Rust's policy on breaking changes is that changes that can be fixed by properly qualifying an implicit path are not breaking. Otherwise, adding any method to anything would be a breaking change. In this case, you can use the UFCS syntax to disambiguate.

So it's an "allowed" kind of breakage because not allowing this means freezing the stdlib.

(Go doesn't have this issue due to lack of generics, overloading, and interface-based overloading. Edit: actually, go does too, due to inheritance, but that is easier to avoid and isolate. In rust you can always write client code that breaks if the stdlib adds a method, anywhere. This is true for most typed languages).

Anything that has the chance of practically breaking things is still run through crater (which tests impact on the ecosystem) and as you can see that PR had minimal impact.

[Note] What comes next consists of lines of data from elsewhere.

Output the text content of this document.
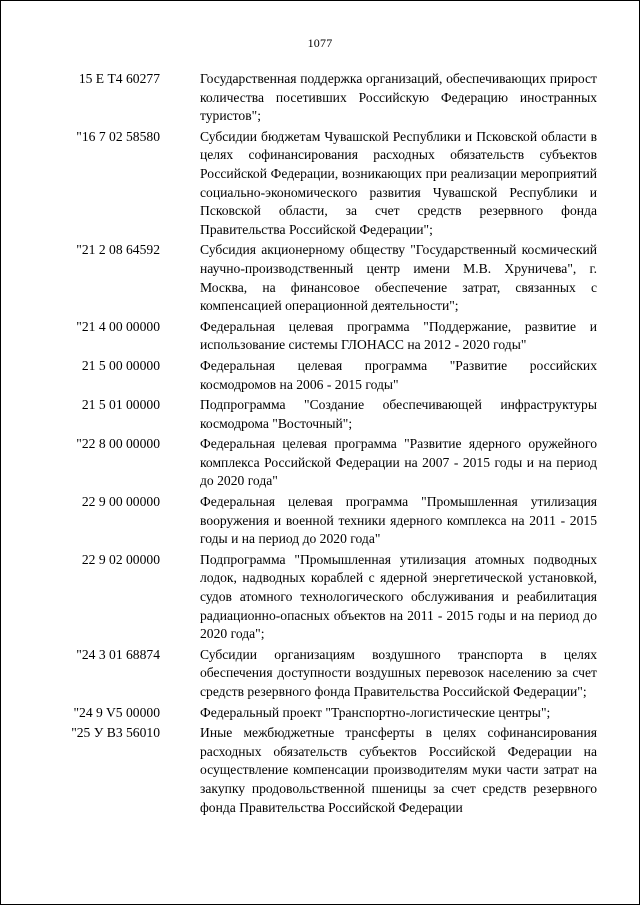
1077
15 Е Т4 60277	Государственная поддержка организаций, обеспечивающих прирост количества посетивших Российскую Федерацию иностранных туристов";
"16 7 02 58580	Субсидии бюджетам Чувашской Республики и Псковской области в целях софинансирования расходных обязательств субъектов Российской Федерации, возникающих при реализации мероприятий социально-экономического развития Чувашской Республики и Псковской области, за счет средств резервного фонда Правительства Российской Федерации";
"21 2 08 64592	Субсидия акционерному обществу "Государственный космический научно-производственный центр имени М.В. Хруничева", г. Москва, на финансовое обеспечение затрат, связанных с компенсацией операционной деятельности";
"21 4 00 00000	Федеральная целевая программа "Поддержание, развитие и использование системы ГЛОНАСС на 2012 - 2020 годы"
21 5 00 00000	Федеральная целевая программа "Развитие российских космодромов на 2006 - 2015 годы"
21 5 01 00000	Подпрограмма "Создание обеспечивающей инфраструктуры космодрома "Восточный";
"22 8 00 00000	Федеральная целевая программа "Развитие ядерного оружейного комплекса Российской Федерации на 2007 - 2015 годы и на период до 2020 года"
22 9 00 00000	Федеральная целевая программа "Промышленная утилизация вооружения и военной техники ядерного комплекса на 2011 - 2015 годы и на период до 2020 года"
22 9 02 00000	Подпрограмма "Промышленная утилизация атомных подводных лодок, надводных кораблей с ядерной энергетической установкой, судов атомного технологического обслуживания и реабилитация радиационно-опасных объектов на 2011 - 2015 годы и на период до 2020 года";
"24 3 01 68874	Субсидии организациям воздушного транспорта в целях обеспечения доступности воздушных перевозок населению за счет средств резервного фонда Правительства Российской Федерации";
"24 9 V5 00000	Федеральный проект "Транспортно-логистические центры";
"25 У В3 56010	Иные межбюджетные трансферты в целях софинансирования расходных обязательств субъектов Российской Федерации на осуществление компенсации производителям муки части затрат на закупку продовольственной пшеницы за счет средств резервного фонда Правительства Российской Федерации
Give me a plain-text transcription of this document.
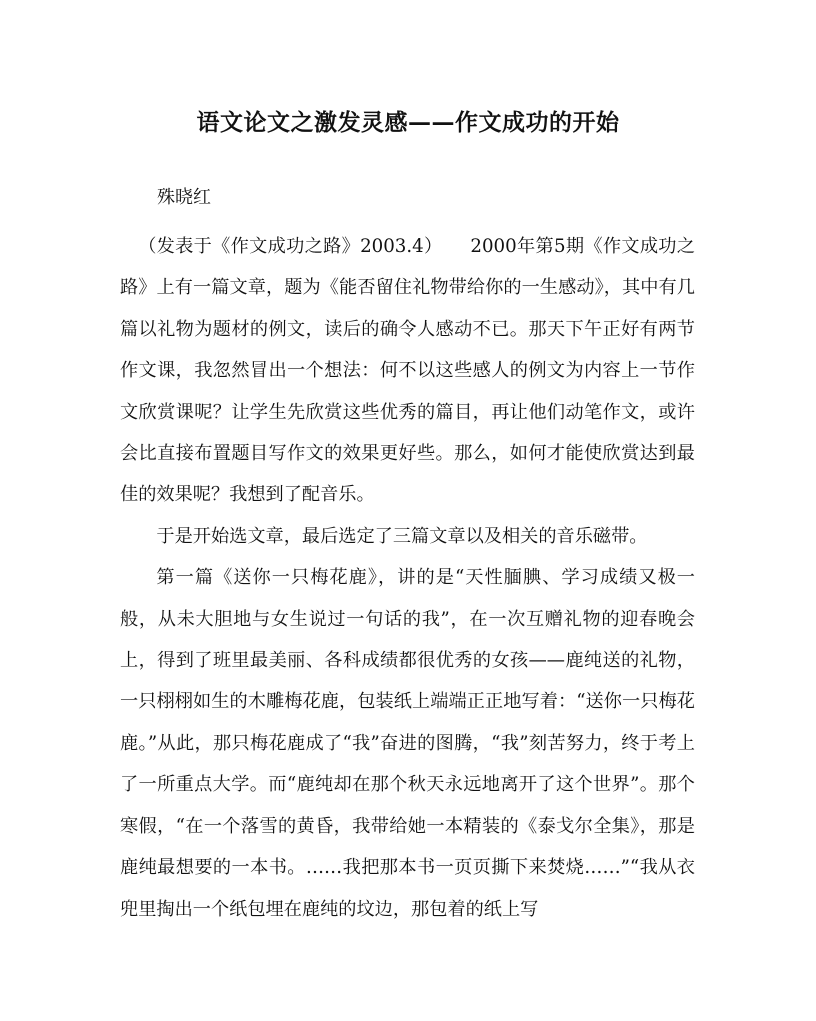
语文论文之激发灵感——作文成功的开始
殊晓红

（发表于《作文成功之路》2003.4）　　2000年第5期《作文成功之路》上有一篇文章，题为《能否留住礼物带给你的一生感动》，其中有几篇以礼物为题材的例文，读后的确令人感动不已。那天下午正好有两节作文课，我忽然冒出一个想法：何不以这些感人的例文为内容上一节作文欣赏课呢？让学生先欣赏这些优秀的篇目，再让他们动笔作文，或许会比直接布置题目写作文的效果更好些。那么，如何才能使欣赏达到最佳的效果呢？我想到了配音乐。

于是开始选文章，最后选定了三篇文章以及相关的音乐磁带。

第一篇《送你一只梅花鹿》，讲的是“天性腼腆、学习成绩又极一般，从未大胆地与女生说过一句话的我”，在一次互赠礼物的迎春晚会上，得到了班里最美丽、各科成绩都很优秀的女孩——鹿纯送的礼物，一只栩栩如生的木雕梅花鹿，包装纸上端端正正地写着：“送你一只梅花鹿。”从此，那只梅花鹿成了“我”奋进的图腾，“我”刻苦努力，终于考上了一所重点大学。而“鹿纯却在那个秋天永远地离开了这个世界”。那个寒假，“在一个落雪的黄昏，我带给她一本精装的《泰戈尔全集》，那是鹿纯最想要的一本书。……我把那本书一页页撕下来焚烧……”“我从衣兜里掏出一个纸包埋在鹿纯的坟边，那包着的纸上写
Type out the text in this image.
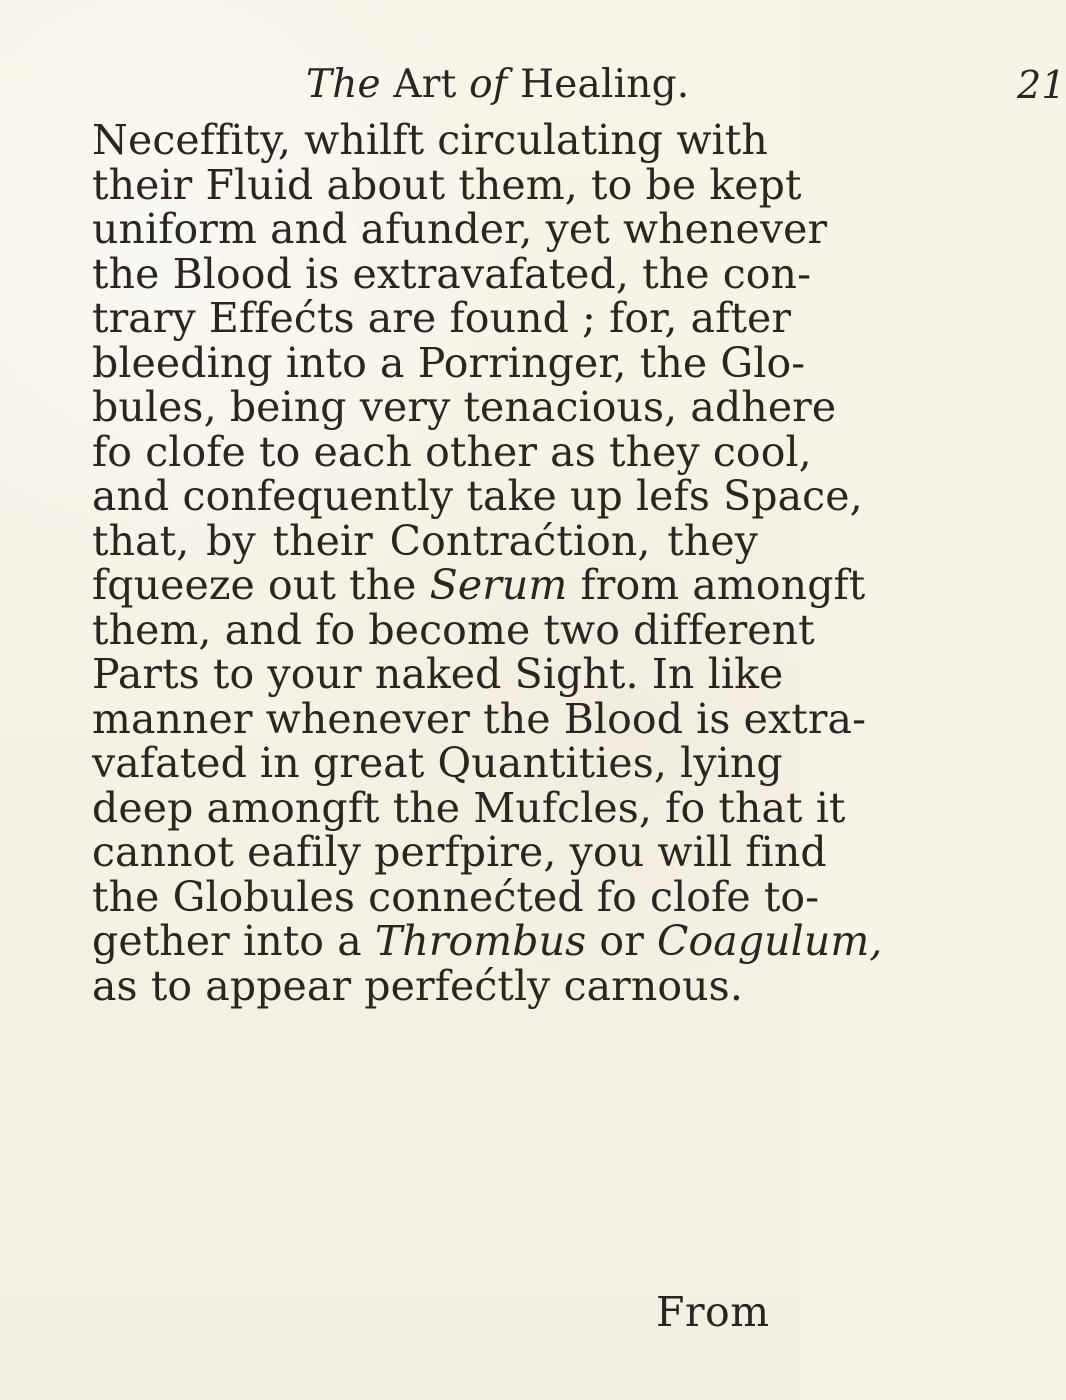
The Art of Healing.	21
Neceffity, whilft circulating with
their Fluid about them, to be kept
uniform and afunder, yet whenever
the Blood is extravafated, the con-
trary Effećts are found ; for, after
bleeding into a Porringer, the Glo-
bules, being very tenacious, adhere
fo clofe to each other as they cool,
and confequently take up lefs Space,
that, by their Contraćtion, they
fqueeze out the Serum from amongft
them, and fo become two different
Parts to your naked Sight. In like
manner whenever the Blood is extra-
vafated in great Quantities, lying
deep amongft the Mufcles, fo that it
cannot eafily perfpire, you will find
the Globules connećted fo clofe to-
gether into a Thrombus or Coagulum,
as to appear perfećtly carnous.
From
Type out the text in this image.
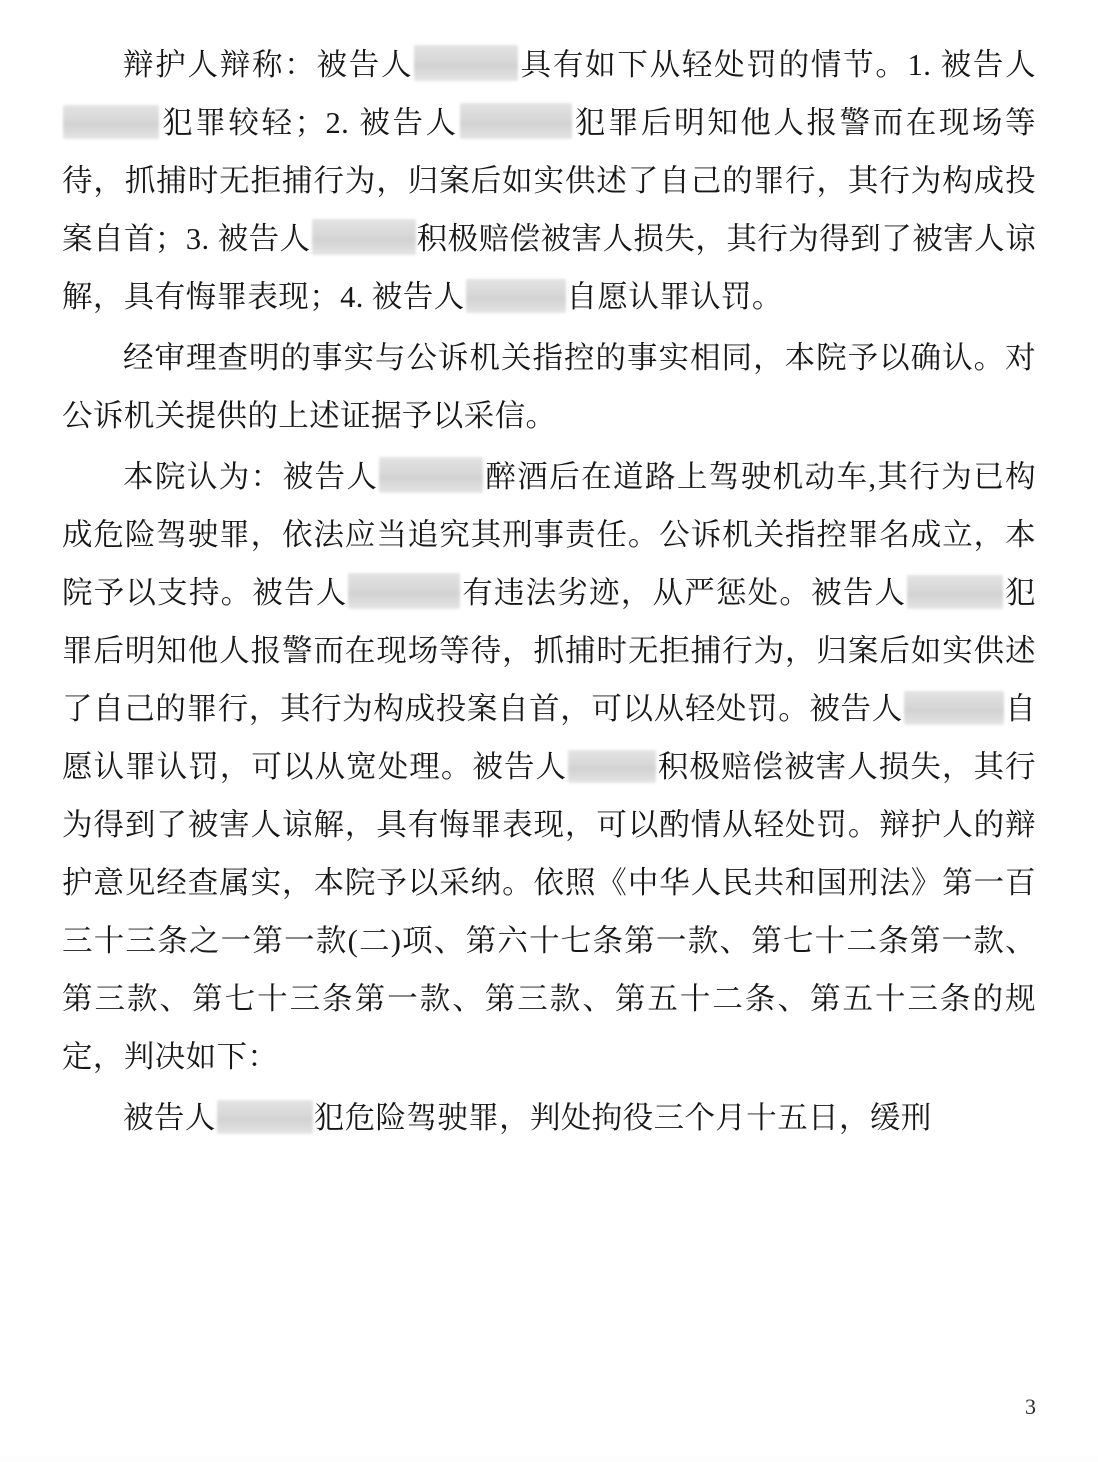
辩护人辩称：被告人	具有如下从轻处罚的情节。1. 被告人犯罪较轻；2. 被告人	犯罪后明知他人报警而在现场等待，抓捕时无拒捕行为，归案后如实供述了自己的罪行，其行为构成投案自首；3. 被告人	积极赔偿被害人损失，其行为得到了被害人谅解，具有悔罪表现；4. 被告人	自愿认罪认罚。

经审理查明的事实与公诉机关指控的事实相同，本院予以确认。对公诉机关提供的上述证据予以采信。

本院认为：被告人	醉酒后在道路上驾驶机动车,其行为已构成危险驾驶罪，依法应当追究其刑事责任。公诉机关指控罪名成立，本院予以支持。被告人	有违法劣迹，从严惩处。被告人	犯罪后明知他人报警而在现场等待，抓捕时无拒捕行为，归案后如实供述了自己的罪行，其行为构成投案自首，可以从轻处罚。被告人	自愿认罪认罚，可以从宽处理。被告人	积极赔偿被害人损失，其行为得到了被害人谅解，具有悔罪表现，可以酌情从轻处罚。辩护人的辩护意见经查属实，本院予以采纳。依照《中华人民共和国刑法》第一百三十三条之一第一款(二)项、第六十七条第一款、第七十二条第一款、第三款、第七十三条第一款、第三款、第五十二条、第五十三条的规定，判决如下：

被告人	犯危险驾驶罪，判处拘役三个月十五日，缓刑

3
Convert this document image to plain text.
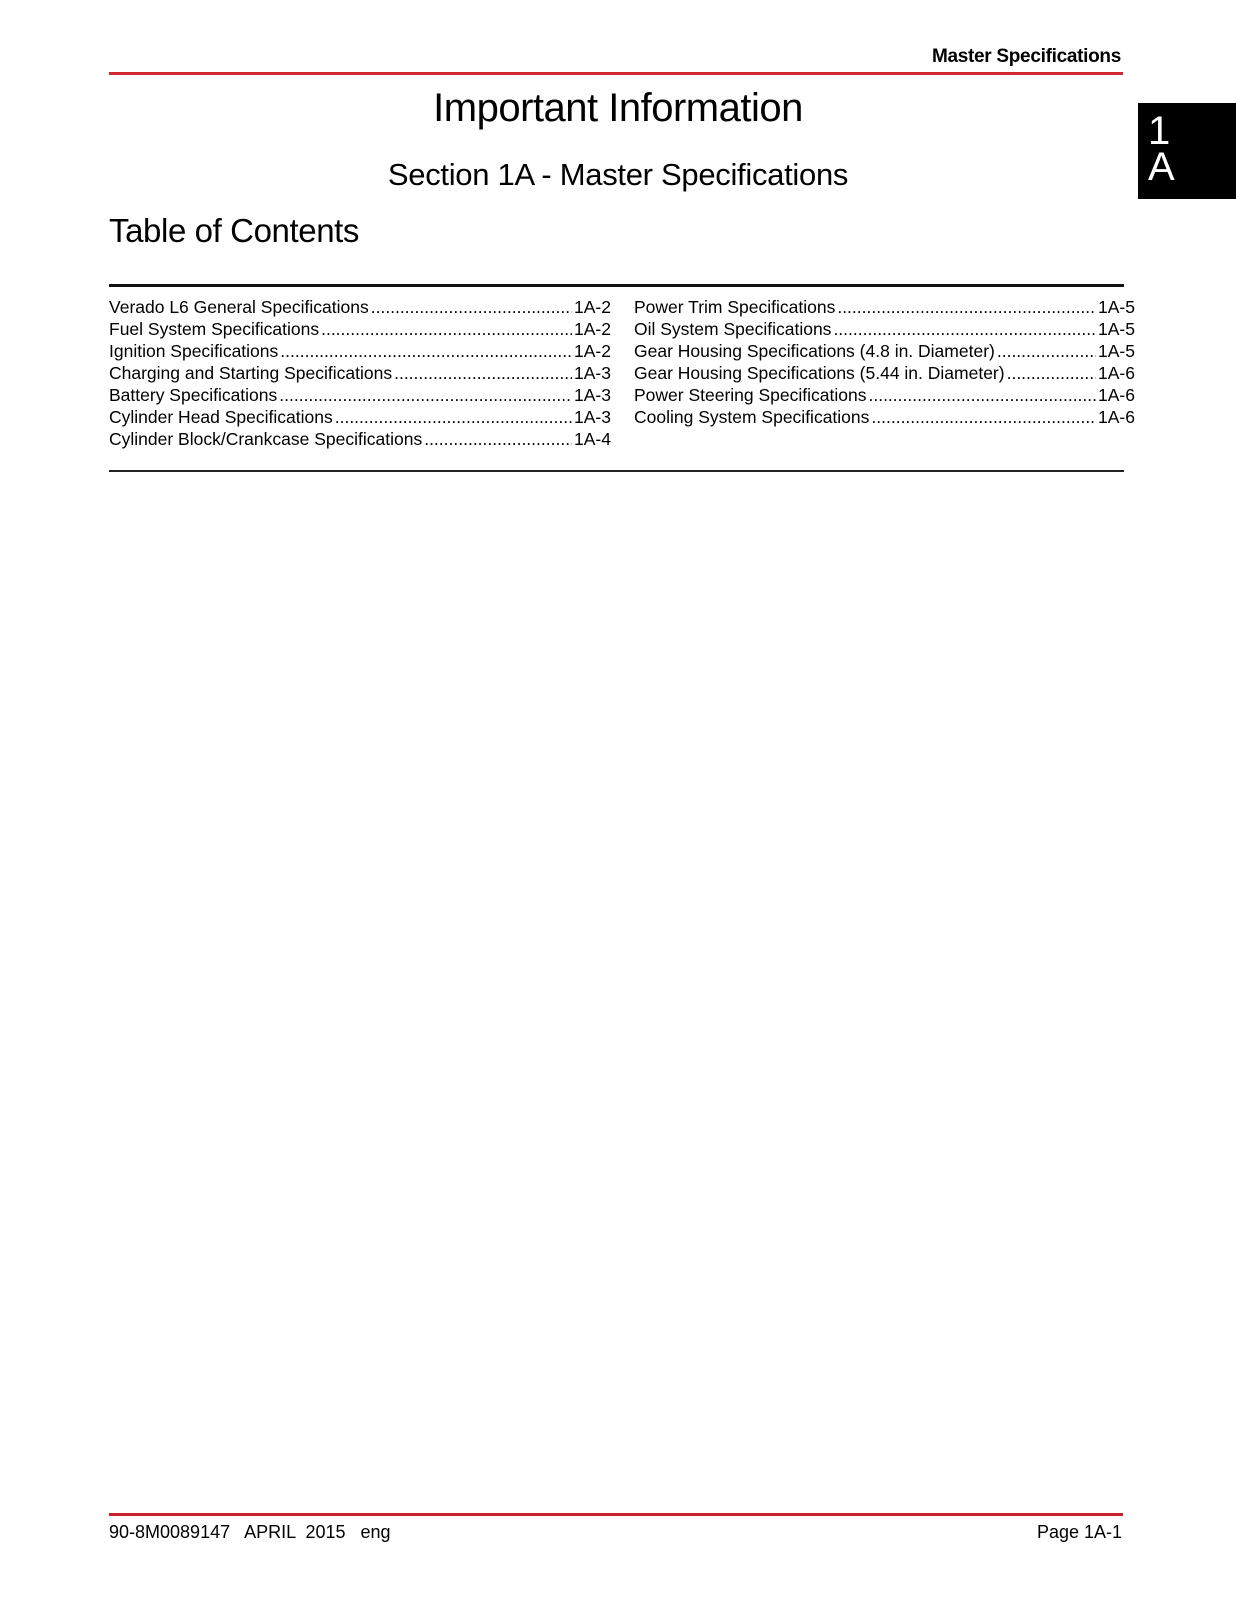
Master Specifications
1
A
Important Information
Section 1A - Master Specifications
Table of Contents
Verado L6 General Specifications .....	1A-2
Fuel System Specifications .....	1A-2
Ignition Specifications .....	1A-2
Charging and Starting Specifications .....	1A-3
Battery Specifications .....	1A-3
Cylinder Head Specifications .....	1A-3
Cylinder Block/Crankcase Specifications .....	1A-4
Power Trim Specifications .....	1A-5
Oil System Specifications .....	1A-5
Gear Housing Specifications (4.8 in. Diameter) .....	1A-5
Gear Housing Specifications (5.44 in. Diameter) .....	1A-6
Power Steering Specifications .....	1A-6
Cooling System Specifications .....	1A-6
90-8M0089147   APRIL  2015   eng	Page 1A-1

> Go doesn't have this issue

Steve has pointed out that go did have this issue as it has a limited level of auto-deref, which it has changed in the past: implementations performed two levels of auto-deref when executing methods when the spec only requires one, the implementations were changed to only allow a single auto-deref: https://golang.org/doc/go1.4#methodonpointertopointer


Right. However, as I mentioned in the edit, you can still be careful about avoiding breaking changes through inheritance and autoderef in the evolution of Go's stdlib. It forbids very specific types of methods from being added, and if you avoid that, you can continue to add methods as if nothing is wrong.

Rust (and C++, because SFINAE, and many other languages), on the other hand, technically has a breaking change each time any method is added to any public type in the stdlib. It's always possible that the client lib was using a trait method of the same name, and now has to fully qualify the method call.